It’s time to talk about daily habits. I know, you may be purposely reading blog posts about de cluttering because you don’t want to think about daily habits.
I mean… is there really any point in trying to maintain a home that’s cluttered?
Yes, there is, in fact. I tell people that while de cluttering and daily habits are equally important, daily habits are the most important. That doesn’t make mathematical sense, but I don’t really care.
You have to start somewhere, and daily habits are the best place to start. While daily habits are more difficult in a cluttered home, de cluttering wont make a lasting impact without daily habits to maintain any progress you make.
And here’s another (huge) benefit starting with daily habits: It is through establishing daily habits that you will begin to understand how much stuff you actually need.
When your not keeping things under control, you can’t have any idea of how many of an item you actually need.
I call it the vicious cycle of excess.
I have a favorite wooden spoon, it has burn marks and everything. But I love it. For years, I din’t know I loved it. I had too much stuff.
A little over three years ago, I began purging the excess from our home while also developing habits to help me keep the house in order.
Habits like… washing the dishes every day.
I was cooking supper one night, and reached for that wooden spoon, I thought, I love this spoon!

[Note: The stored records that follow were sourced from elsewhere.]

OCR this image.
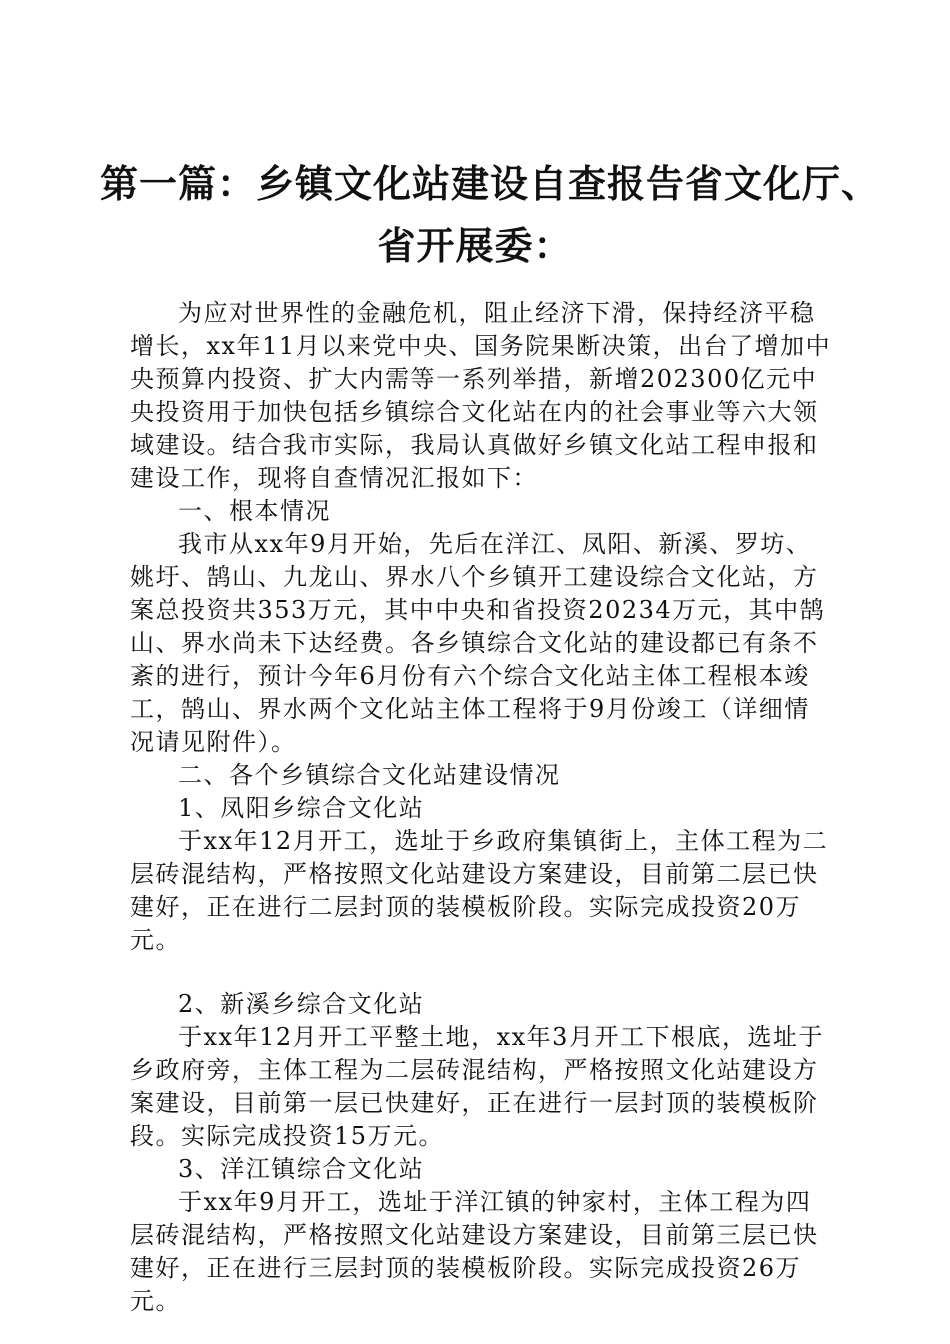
第一篇：乡镇文化站建设自查报告省文化厅、
省开展委：

为应对世界性的金融危机，阻止经济下滑，保持经济平稳增长，xx年11月以来党中央、国务院果断决策，出台了增加中央预算内投资、扩大内需等一系列举措，新增202300亿元中央投资用于加快包括乡镇综合文化站在内的社会事业等六大领域建设。结合我市实际，我局认真做好乡镇文化站工程申报和建设工作，现将自查情况汇报如下：

一、根本情况

我市从xx年9月开始，先后在洋江、凤阳、新溪、罗坊、姚圩、鹄山、九龙山、界水八个乡镇开工建设综合文化站，方案总投资共353万元，其中中央和省投资20234万元，其中鹄山、界水尚未下达经费。各乡镇综合文化站的建设都已有条不紊的进行，预计今年6月份有六个综合文化站主体工程根本竣工，鹄山、界水两个文化站主体工程将于9月份竣工（详细情况请见附件）。

二、各个乡镇综合文化站建设情况

1、凤阳乡综合文化站

于xx年12月开工，选址于乡政府集镇街上，主体工程为二层砖混结构，严格按照文化站建设方案建设，目前第二层已快建好，正在进行二层封顶的装模板阶段。实际完成投资20万元。

2、新溪乡综合文化站

于xx年12月开工平整土地，xx年3月开工下根底，选址于乡政府旁，主体工程为二层砖混结构，严格按照文化站建设方案建设，目前第一层已快建好，正在进行一层封顶的装模板阶段。实际完成投资15万元。

3、洋江镇综合文化站

于xx年9月开工，选址于洋江镇的钟家村，主体工程为四层砖混结构，严格按照文化站建设方案建设，目前第三层已快建好，正在进行三层封顶的装模板阶段。实际完成投资26万元。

Then it hit me… I have been using this same spoon to cook with everyday, for months! That was big!
I used to let dishes pile up in the sink. I could, because I had so many dishes that I was able to go several days with out washing them.
Even still, I always thought I needed more. You can’t have too many dishes right?
Excess kills appreciation.
This is obvious when you see it in others. A teenager who has been given everything has no appreciation for a new sports car, and promptly wrecks it. A couple buys toy after toy (jet ski, motor homes, swimming pools), but doesn’t have time to use them all.
I’ve finally excepted that it’s the same with wooden spoons… and with cups, plates, clothes, toys etc.
How the vicious cycle works.
If I found wooden spoons at a garage sale for only 5cents… I grabbed five. For a quarter.
When I owned five wooden spoons, I didn’t have to wash one until I used all 5. But if I waited 5 days, my sink was over flowing with dirty dishes. At that point, the thought of washing them all overwhelmed me.
Suddenly, 5 no longer seemed like enough. So the next time I saw wooden spoons at a garage sale, I bought 5 more. Then I could go 10 days with out doing the dishes. But by the time I dirtied all 10, dishes were covering my counters and my family was left searching for paper plates.
At that point, I was paralyzed by the hugeness of the mess, and I began to despise all of the stuff… and myself.
I used to think that those who prized a certain wooden spoon were more obsessed with stuff than I was.
Turns out, an appreciated item isn’t stuff. It becomes stuff when it gets lost in a mass of similar (all unappreciated) items.
Daily maintenance was necessary to bring me a true understanding of our families needs.